The Wild Afterlife of Your Trash

by Alexander Clapp

Pub Date: Feb. 25th, 2025
ISBN: 9780316459020
Publisher: Little, Brown

Uncovering a dirty business.

In the 1970s, a self-appointed “garbologist” went through the trash of famous folks like Bob Dylan and published lists of what he found, hoping to reveal dark secrets. In Charles Dickens’ novel Our Mutual Friend, a character known as the Golden Dustman amasses a fortune from rubbish—or “dust” as the Victorians called it. Clapp, a journalist based in Greece, is a literal and figurative muckraker, exploring a slew of astonishing trash-related topics.
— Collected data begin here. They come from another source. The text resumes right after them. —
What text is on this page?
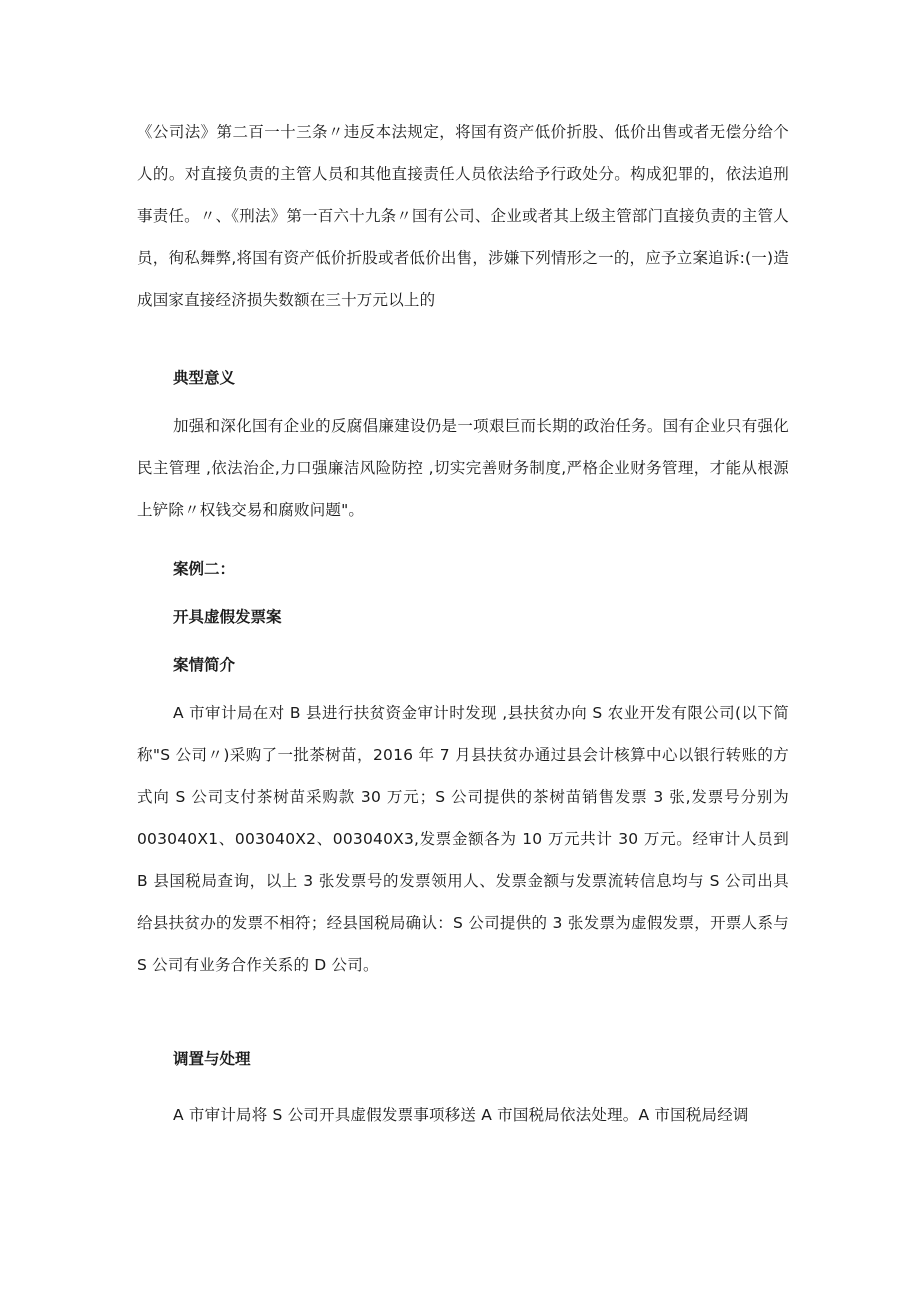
《公司法》第二百一十三条〃违反本法规定，将国有资产低价折股、低价出售或者无偿分给个人的。对直接负责的主管人员和其他直接责任人员依法给予行政处分。构成犯罪的，依法追刑事责任。〃、《刑法》第一百六十九条〃国有公司、企业或者其上级主管部门直接负责的主管人员，徇私舞弊,将国有资产低价折股或者低价出售，涉嫌下列情形之一的，应予立案追诉:(一)造成国家直接经济损失数额在三十万元以上的

典型意义

加强和深化国有企业的反腐倡廉建设仍是一项艰巨而长期的政治任务。国有企业只有强化民主管理 ,依法治企,力口强廉洁风险防控 ,切实完善财务制度,严格企业财务管理，才能从根源上铲除〃权钱交易和腐败问题"。

案例二：

开具虚假发票案

案情简介

A 市审计局在对 B 县进行扶贫资金审计时发现 ,县扶贫办向 S 农业开发有限公司(以下简称"S 公司〃)采购了一批茶树苗，2016 年 7 月县扶贫办通过县会计核算中心以银行转账的方式向 S 公司支付茶树苗采购款 30 万元；S 公司提供的茶树苗销售发票 3 张,发票号分别为 003040X1、003040X2、003040X3,发票金额各为 10 万元共计 30 万元。经审计人员到 B 县国税局查询，以上 3 张发票号的发票领用人、发票金额与发票流转信息均与 S 公司出具给县扶贫办的发票不相符；经县国税局确认：S 公司提供的 3 张发票为虚假发票，开票人系与 S 公司有业务合作关系的 D 公司。

调置与处理

A 市审计局将 S 公司开具虚假发票事项移送 A 市国税局依法处理。A 市国税局经调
In one chapter, he focuses on the island of Chios, observing that local residents rank among the world’s “most unethical ship dismantlers.” Clapp unearths trash and waste in Turkey, Ghana, Java, and Guatemala, which, he writes, “boast[s] a bleak history as the serial target of toxic waste dumping by US cities and corporations.” Not surprisingly, the United States exports much of the world’s trash. “By the early 2000s,” Clapp writes, “America’s biggest export to China was the stuff Americans tossed away.” The European Union doesn’t come off looking too clean, either. “At least as much plastic was getting jettisoned out of the European Union, from self-congratulating environmental stewards like Germany, whose state recycling quotas were often reliant on a filthy secret: much of the plastic that Germans claimed was getting ‘recycled’ was in fact getting shipped to the far side of the world, where its true fate was far from clear.” Clapp is loath to end on a hopeful note, but he tells of Izzettin Akman, a farmer in Turkey whose oranges and lemons are threatened by tons of trash that is dumped—and set on fire—near his crops. Akman takes to pursuing the garbage trucks in his pickup—“a lonesome sheriff against a system of globe-spanning waste mismanagement,” Clapp writes. “I’ll keep following the trucks until they stop coming,” Akman says. “Or until the world stops sending them.”

A fascinating and darkly revealing dive into the world’s garbage.